A client engagement infrastructure that enforces data isolation, AI governance, and contact segmentation through architecture alone.

Three failure modes without the right infrastructure. Client data accessible across engagements when access controls depend on a person configuring permissions correctly. An AI assistant answering beyond its documented scope when boundaries are set by instruction rather than architecture. Contacts arriving in the wrong segment when tagging depends on a manual step that can be missed. Each is a governance failure. Each is prevented by the technical decision, not by procedure.

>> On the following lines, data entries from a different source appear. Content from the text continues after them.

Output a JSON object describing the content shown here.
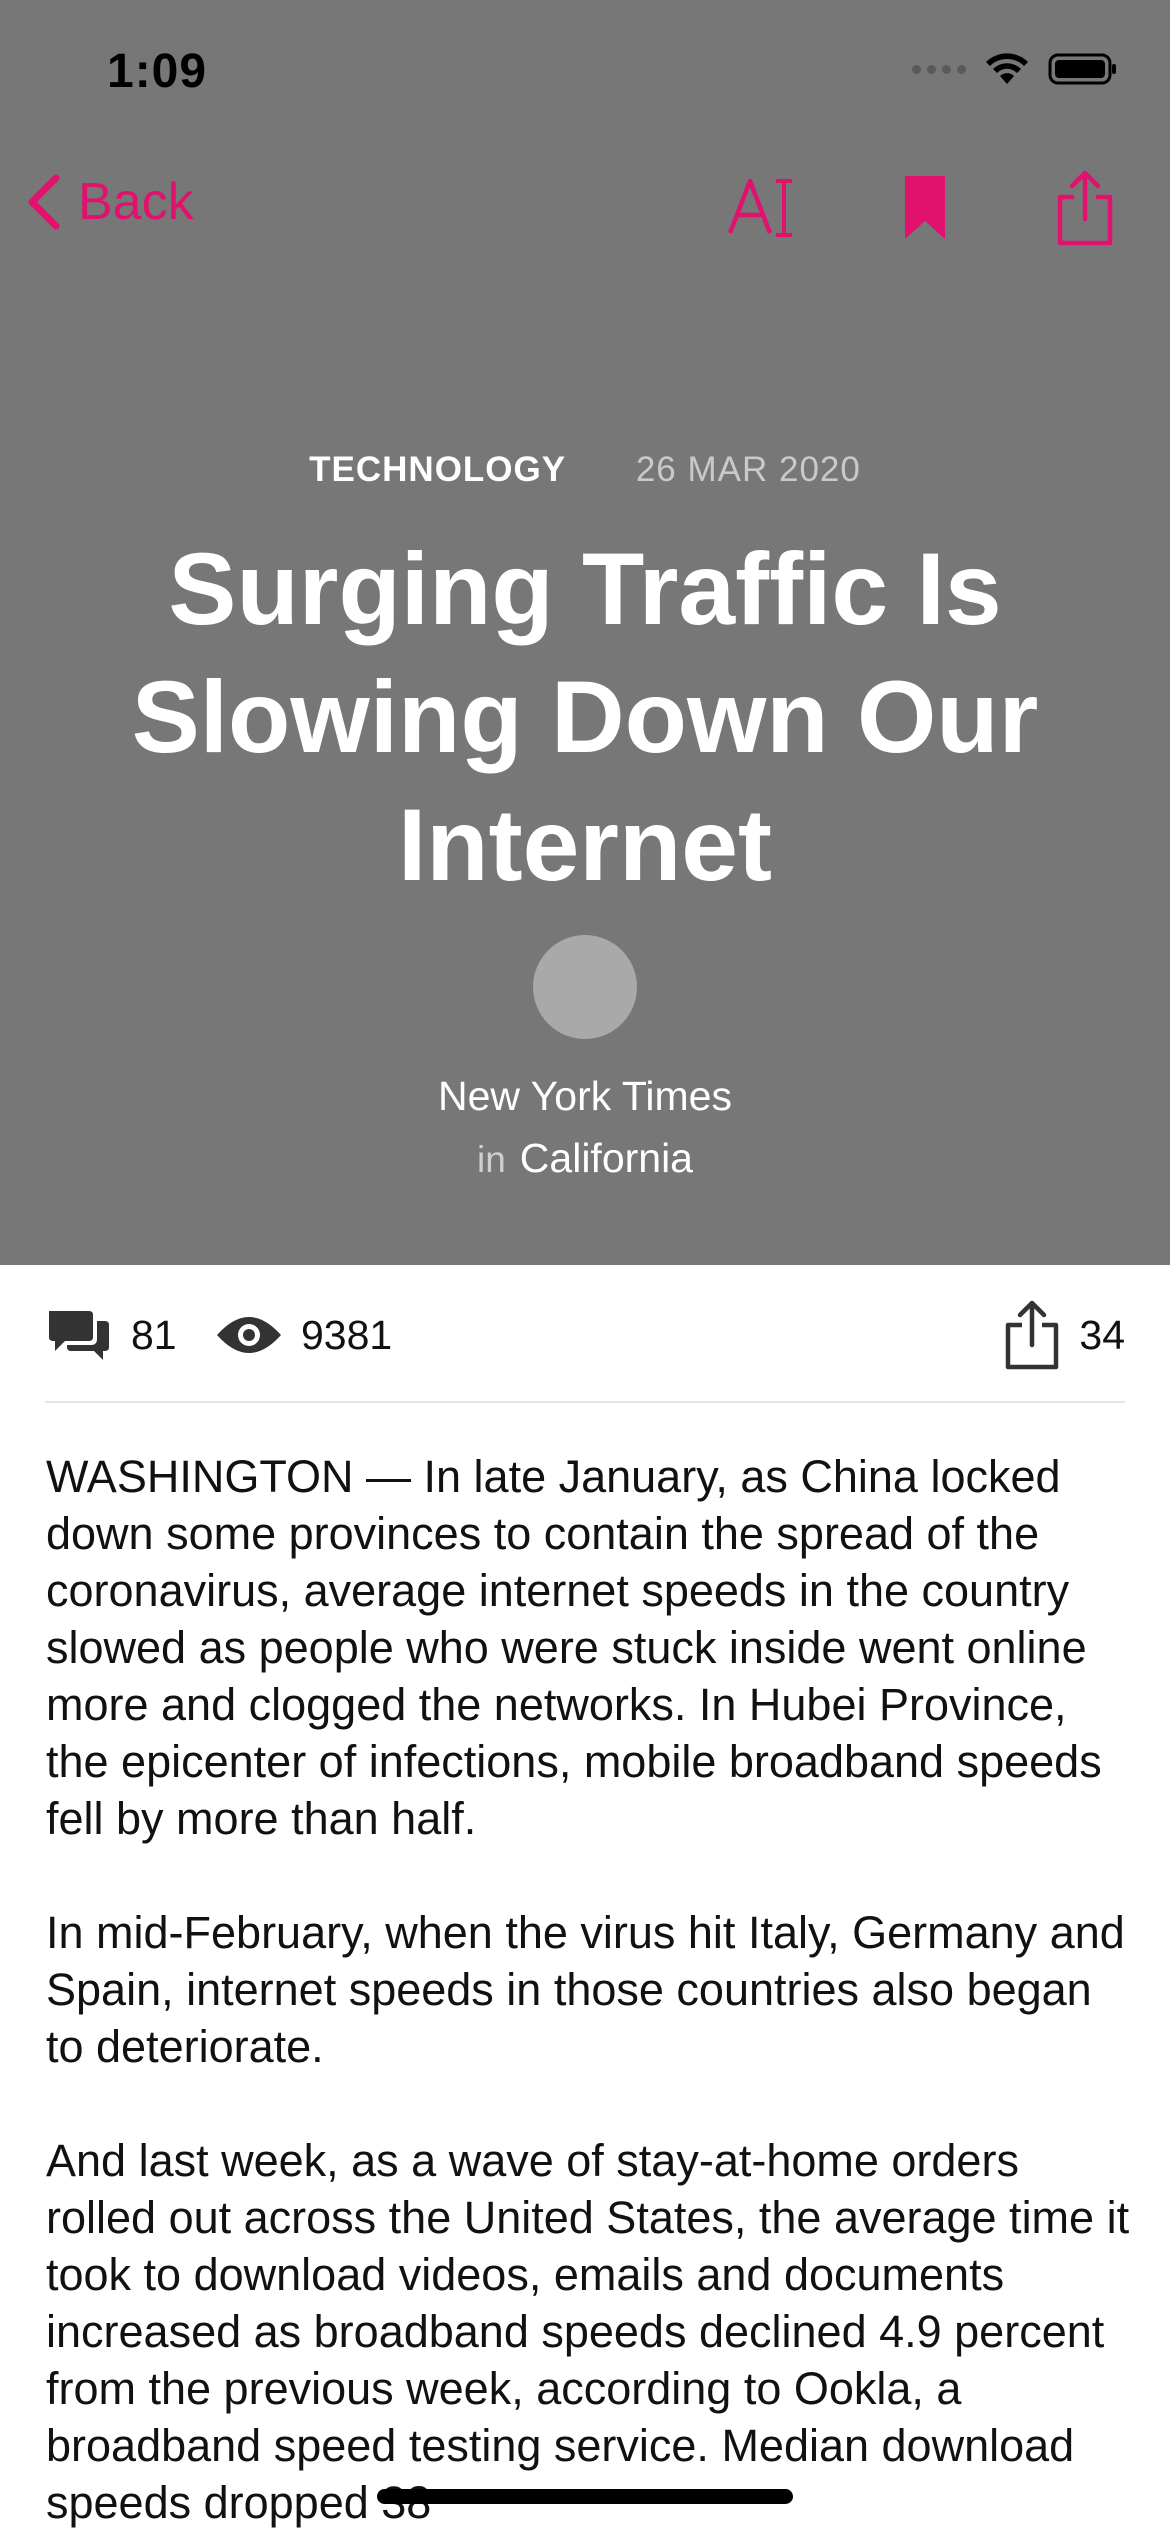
{
  "status_bar": {
    "time": "1:09"
  },
  "nav": {
    "back_label": "Back",
    "icons": [
      "chevron-left-icon",
      "text-size-icon",
      "bookmark-icon",
      "share-icon"
    ]
  },
  "article": {
    "category": "TECHNOLOGY",
    "date": "26 MAR 2020",
    "title": "Surging Traffic Is Slowing Down Our Internet",
    "author": {
      "name": "New York Times",
      "location_prefix": "in",
      "location": "California"
    },
    "stats": {
      "comments": "81",
      "views": "9381",
      "shares": "34"
    },
    "paragraphs": [
      "WASHINGTON — In late January, as China locked down some provinces to contain the spread of the coronavirus, average internet speeds in the country slowed as people who were stuck inside went online more and clogged the networks. In Hubei Province, the epicenter of infections, mobile broadband speeds fell by more than half.",
      "In mid-February, when the virus hit Italy, Germany and Spain, internet speeds in those countries also began to deteriorate.",
      "And last week, as a wave of stay-at-home orders rolled out across the United States, the average time it took to download videos, emails and documents increased as broadband speeds declined 4.9 percent from the previous week, according to Ookla, a broadband speed testing service. Median download speeds dropped 38"
    ]
  },
  "colors": {
    "accent": "#E0126E",
    "hero_background": "#777777",
    "avatar_placeholder": "#A9A9A9"
  }
}
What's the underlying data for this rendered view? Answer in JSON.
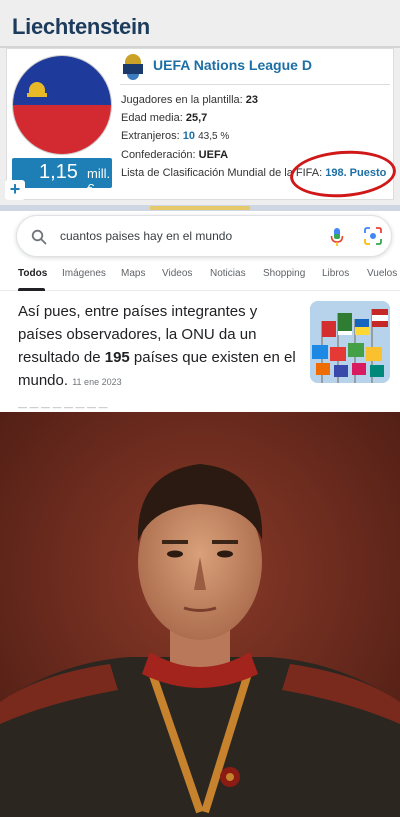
{
  "team_card": {
    "title": "Liechtenstein",
    "market_value": {
      "amount": "1,15",
      "unit": "mill. €"
    },
    "plus_label": "+",
    "league": "UEFA Nations League D",
    "stats": {
      "squad_label": "Jugadores en la plantilla:",
      "squad_value": "23",
      "age_label": "Edad media:",
      "age_value": "25,7",
      "foreign_label": "Extranjeros:",
      "foreign_value": "10",
      "foreign_pct": "43,5 %",
      "confed_label": "Confederación:",
      "confed_value": "UEFA",
      "fifa_label": "Lista de Clasificación Mundial de la FIFA:",
      "fifa_value": "198. Puesto"
    },
    "colors": {
      "title": "#1d3b5c",
      "accent": "#1d7fb6",
      "highlight_ring": "#d01818"
    },
    "flag": {
      "top": "#1e3a9a",
      "bottom": "#d22a30",
      "crown": "#e7b928"
    }
  },
  "google": {
    "query": "cuantos paises hay en el mundo",
    "tabs": [
      "Todos",
      "Imágenes",
      "Maps",
      "Videos",
      "Noticias",
      "Shopping",
      "Libros",
      "Vuelos"
    ],
    "active_tab": "Todos",
    "snippet": {
      "before": "Así pues, entre países integrantes y países observadores, la ONU da un resultado de ",
      "number": "195",
      "after": " países que existen en el mundo.",
      "date": "11 ene 2023"
    },
    "icons": [
      "search-icon",
      "microphone-icon",
      "google-lens-icon"
    ],
    "colors": {
      "blue": "#4285f4",
      "red": "#ea4335",
      "yellow": "#fbbc05",
      "green": "#34a853"
    }
  },
  "portrait": {
    "subject": "man in dark military dress uniform with gold braid",
    "colors": {
      "background": "#6b2a1e",
      "uniform": "#2b2620",
      "collar": "#a3241c",
      "braid": "#c7822d"
    }
  }
}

Client portal: React application deployed via Cloudflare Pages with a CI/CD pipeline. Supabase PostgreSQL database with 7 tables covering clients, engagement documentation sections, governance documents, monthly briefings, leadership questions, document archive, and team capability modules. Southern Sky AI configured Row Level Security on all 7 tables. Each client's data is isolated at database level, enforced by the database itself.

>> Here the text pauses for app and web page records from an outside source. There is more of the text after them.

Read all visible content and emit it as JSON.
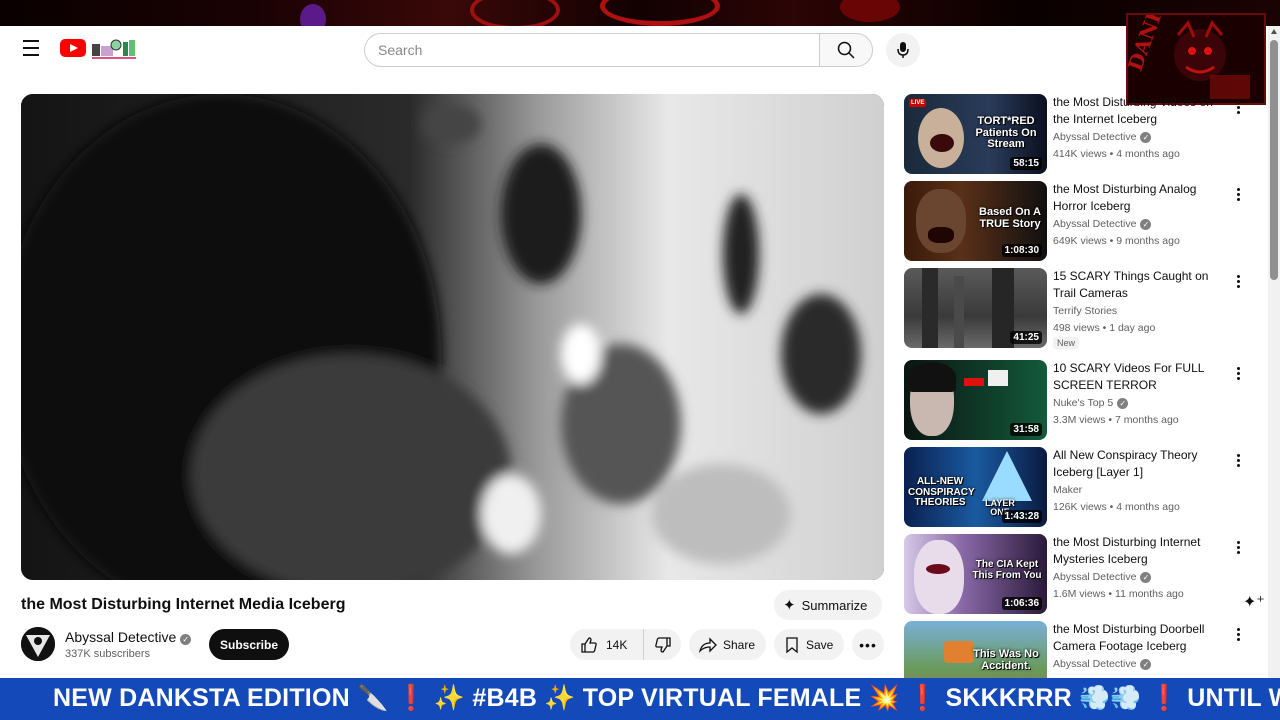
{
  "colors": {
    "accent_red": "#ff0000",
    "ticker_bg": "#1349b8",
    "subscribe_bg": "#0f0f0f"
  },
  "masthead": {
    "search_placeholder": "Search",
    "icons": [
      "menu-icon",
      "youtube-logo",
      "search-icon",
      "mic-icon"
    ]
  },
  "overlay_logo": {
    "text": "DANK",
    "subtext": "ÐĀNK"
  },
  "video": {
    "title": "the Most Disturbing Internet Media Iceberg",
    "summarize_label": "Summarize",
    "channel": "Abyssal Detective",
    "subscribers": "337K subscribers",
    "subscribe_label": "Subscribe",
    "likes": "14K",
    "share_label": "Share",
    "save_label": "Save"
  },
  "recommendations": [
    {
      "title": "the Most Disturbing Videos on the Internet Iceberg",
      "channel": "Abyssal Detective",
      "verified": true,
      "meta": "414K views • 4 months ago",
      "duration": "58:15",
      "thumb_text": "TORT*RED Patients On Stream",
      "live": "LIVE"
    },
    {
      "title": "the Most Disturbing Analog Horror Iceberg",
      "channel": "Abyssal Detective",
      "verified": true,
      "meta": "649K views • 9 months ago",
      "duration": "1:08:30",
      "thumb_text": "Based On A TRUE Story"
    },
    {
      "title": "15 SCARY Things Caught on Trail Cameras",
      "channel": "Terrify Stories",
      "verified": false,
      "meta": "498 views • 1 day ago",
      "duration": "41:25",
      "badge": "New"
    },
    {
      "title": "10 SCARY Videos For FULL SCREEN TERROR",
      "channel": "Nuke's Top 5",
      "verified": true,
      "meta": "3.3M views • 7 months ago",
      "duration": "31:58"
    },
    {
      "title": "All New Conspiracy Theory Iceberg [Layer 1]",
      "channel": "Maker",
      "verified": false,
      "meta": "126K views • 4 months ago",
      "duration": "1:43:28",
      "thumb_text": "ALL-NEW CONSPIRACY THEORIES",
      "thumb_text2": "LAYER ONE"
    },
    {
      "title": "the Most Disturbing Internet Mysteries Iceberg",
      "channel": "Abyssal Detective",
      "verified": true,
      "meta": "1.6M views • 11 months ago",
      "duration": "1:06:36",
      "thumb_text": "The CIA Kept This From You"
    },
    {
      "title": "the Most Disturbing Doorbell Camera Footage Iceberg",
      "channel": "Abyssal Detective",
      "verified": true,
      "meta": "",
      "duration": "",
      "thumb_text": "This Was No Accident."
    }
  ],
  "ticker": {
    "text": "NEW DANKSTA EDITION 🔪 ❗ ✨ #B4B ✨ TOP VIRTUAL FEMALE 💥 ❗ SKKKRRR 💨💨 ❗ UNTIL WE"
  }
}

AI assistant powered by the Claude API via a Supabase Edge Function. Streaming responses with 1 to 2 second latency. On each query, the assistant fetches data from all 7 tables in parallel and answers only from documented client engagement data. Web access deliberately disabled. The scope of what the assistant answers from is a governance decision made at build, not a setting anyone can adjust later.

CRM: two countries, two audience regions. Segmentation applied at form level across four website integrations. Every contact automatically tagged to the correct segment at signup, no manual step. Newsletter delivered to two segmented lists with time-zone-optimised sends matched to each region. Supabase webhook integration: when a client submits a question through the portal, the CRM receives an internal notification automatically.

Three systems, connected. Client data isolated at database level. AI assistant answers within documented engagement scope. Every contact correctly segmented at signup. Portal and CRM integrated via webhook, with no manual step between client action and internal response.

A parallel demo environment using fictional client data provides a permanent proposal tool: a prospective client can see exactly what their portal would contain before committing.

The governance architecture here is the recommendation, not a policy document describing what people should do, but structures that enforce the right outcome regardless of who is using them. Client data is isolated because the database enforces it. The AI assistant stays within its documented scope because it was built that way. The right contact arrives in the right segment because the system places them there. None of it depends on procedure. All of it depends on architecture. That is the standard Southern Sky AI builds to, and the standard it recommends.